Setsuko










Deberíamos estar tristes? ¿Deberíamos sentir algo? Si somos humanos (¿Lo somos?) deberíamos.


No recuerdo qué hora era, ya no lo recuerdo ni lo quiero recordar. En ese entonces no tenía más de diez años y mucho de lo que ocupaba mi espacio de tiempo eran juegos y travesuras. Ir corriendo al arroyo a bañarnos con Setsuko o atrapar renacuajos de las zanjas. Setsuko siempre lloraba porque la había dejado atrás. Pero yo no tenía la culpa, mis pies no querían detenerse, debía correr, quería correr y sentir el viento en la cara y los pies sobre la tierra, avanzar y sentirme el más veloz del pueblo. Todo es más difícil cuando a uno le toca una hermana, siempre es más difícil jugar a los juegos que uno quiere porque hay que ir cuidando de que las niñas no se lastimen. Akiro por ejemplo tuvo suerte, él tenía un hermano y se llevaban poco más de un año de diferencia, por eso siempre iban juntos y jugaban casi en igualdad de condiciones. Con todo, igual me encantaba jugar con Setsuko, mirarle la cara llena de barro (cuando jugábamos a lanzarnos barro de la zanja) luego de que  se le pasara el enojo porque la había ensuciado. Solía relamerse el sudor de la cara y cuando sentía el barro en la lengua volvía a llorar y yo debía consolarla. Casi siempre le conseguía una florcita de por ahí cerca o un pececito colorido que saltaba en mi mano. Setsuko dejaba de llorar y tomaba la flor y la olía con un aspiración exagerada y se llenaba los pulmoncitos de perfume. O agarraba suavemente al pececito que se retorcía, lo acercaba a su boca y le susurraba que perdonara a su tonto hermano mayor por ser tan cruel, luego lo depositaba en el agua y el pececito salía nadando de prisa a esconderse de los tontos hermanos mayores. En la escuela, Setsuko era de las más pequeñas que asistía a clase. Era brillante pero algo inconsistente, siempre la regañaban porque se distraía mirando un  bichito que se había colado en la clase o alguna palabra que alguien había tallado sobre el pupitre. Cuando la retaban de improvisto, ella se asustaba y luego se ponía a reír, con una risa que recuerdo bien, estridente y cálida, sostenida, tanto que debían retarla de nuevo para que dejara de reír. Recuerdo su risa, pero no puedo recordar su timbre de voz. Recuerdo cómo hablaba, la manera, pero no su timbre de voz, no el sonido que hacían sus palabras cuando me decía “Hermanito Tonto” o “quiero dulces”.

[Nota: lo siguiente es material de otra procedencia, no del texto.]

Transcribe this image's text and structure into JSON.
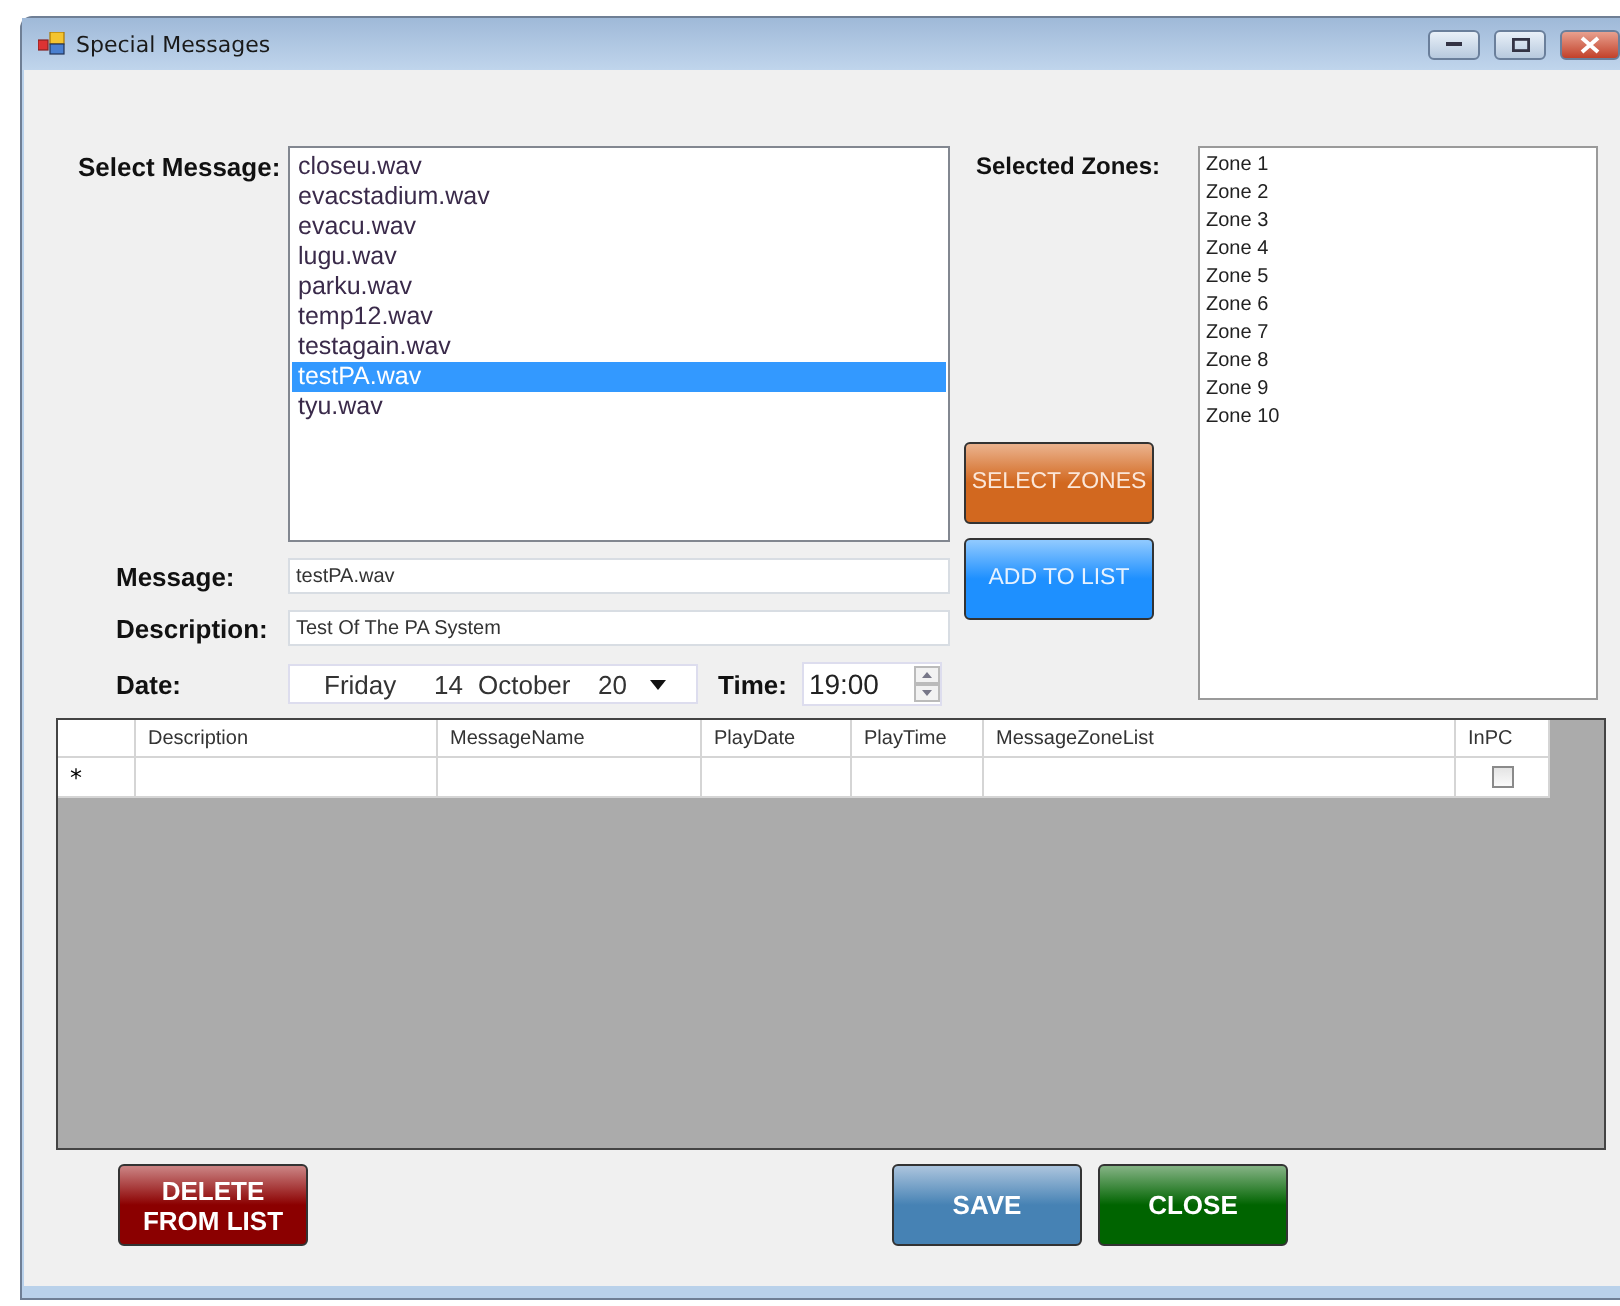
{
  "window": {
    "title": "Special Messages"
  },
  "message_list": {
    "label": "Select Message:",
    "items": [
      {
        "name": "closeu.wav",
        "selected": false
      },
      {
        "name": "evacstadium.wav",
        "selected": false
      },
      {
        "name": "evacu.wav",
        "selected": false
      },
      {
        "name": "lugu.wav",
        "selected": false
      },
      {
        "name": "parku.wav",
        "selected": false
      },
      {
        "name": "temp12.wav",
        "selected": false
      },
      {
        "name": "testagain.wav",
        "selected": false
      },
      {
        "name": "testPA.wav",
        "selected": true
      },
      {
        "name": "tyu.wav",
        "selected": false
      }
    ]
  },
  "zone_buttons": [
    {
      "label": "SELECT ZONES",
      "kind": "orange"
    },
    {
      "label": "ADD TO LIST",
      "kind": "blue"
    }
  ],
  "zones": {
    "label": "Selected Zones:",
    "items": [
      "Zone 1",
      "Zone 2",
      "Zone 3",
      "Zone 4",
      "Zone 5",
      "Zone 6",
      "Zone 7",
      "Zone 8",
      "Zone 9",
      "Zone 10"
    ]
  },
  "message": {
    "label": "Message:",
    "value": "testPA.wav"
  },
  "description": {
    "label": "Description:",
    "value": "Test Of The PA System"
  },
  "date": {
    "label": "Date:",
    "day_name": "Friday",
    "day": "14",
    "month": "October",
    "year": "20"
  },
  "time": {
    "label": "Time:",
    "value": "19:00"
  },
  "grid": {
    "columns": [
      "Description",
      "MessageName",
      "PlayDate",
      "PlayTime",
      "MessageZoneList",
      "InPC"
    ],
    "new_row": {
      "marker": "*",
      "inpc_checked": false
    }
  },
  "actions": [
    {
      "label": "DELETE\nFROM LIST",
      "kind": "red"
    },
    {
      "label": "SAVE",
      "kind": "steel"
    },
    {
      "label": "CLOSE",
      "kind": "green"
    }
  ]
}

Se me fue un día, cuando no tenía más de seis, se me fue de repente. Creo que nadie, ninguno de los chicos esperábamos que pasara lo que pasó, quizás los adultos sí, porque los adultos siempre piensan los terrores que los niños padecemos. Recién ahora, de grande, comprendo la maldad de nuestra especie. Ni yo, ni Akiro, ni siquiera Issei que siempre tenía miedo de todo tuvo miedo de esos aviones que aparecieron un día en el cielo y cambiaron la vida en infierno, el juego en muerte. Una muerte cobarde, maligna, injusta. ¿Qué culpa teníamos de lo que los grandes decidían en sus grandes despachos? ¿Qué culpa tenía Setsuko de ser Japonesa y no estar jugando en un jardín de Alabama?

Segundos tardaron las bombas en desatar el horror. No quiero recordar aquí esos momentos, quizás alguien  en algún futuro más perfecto que este pueda explicarme cómo puede algo así suceder en el mismo mundo donde nos amamos, donde nacemos y vivimos, donde levantamos a los que se caen y empujamos a los que empiezan a pedalear una bicicleta. Donde cocinamos pan y hacemos el amor, donde alimentamos una mascota o leemos un libro. Como puede existir tanto amor y tanta odio en un mismo mundo.

Cargue a Setsuko después del bombardeo en mis espaldas como otras cientos de veces la había cargado para jugar, para llevarla al arroyo o atraparle un pececito o una flor. Esa vez la cargué para que la cremaran. Esa vez entendí lo horrible y hermoso del mundo donde vivimos.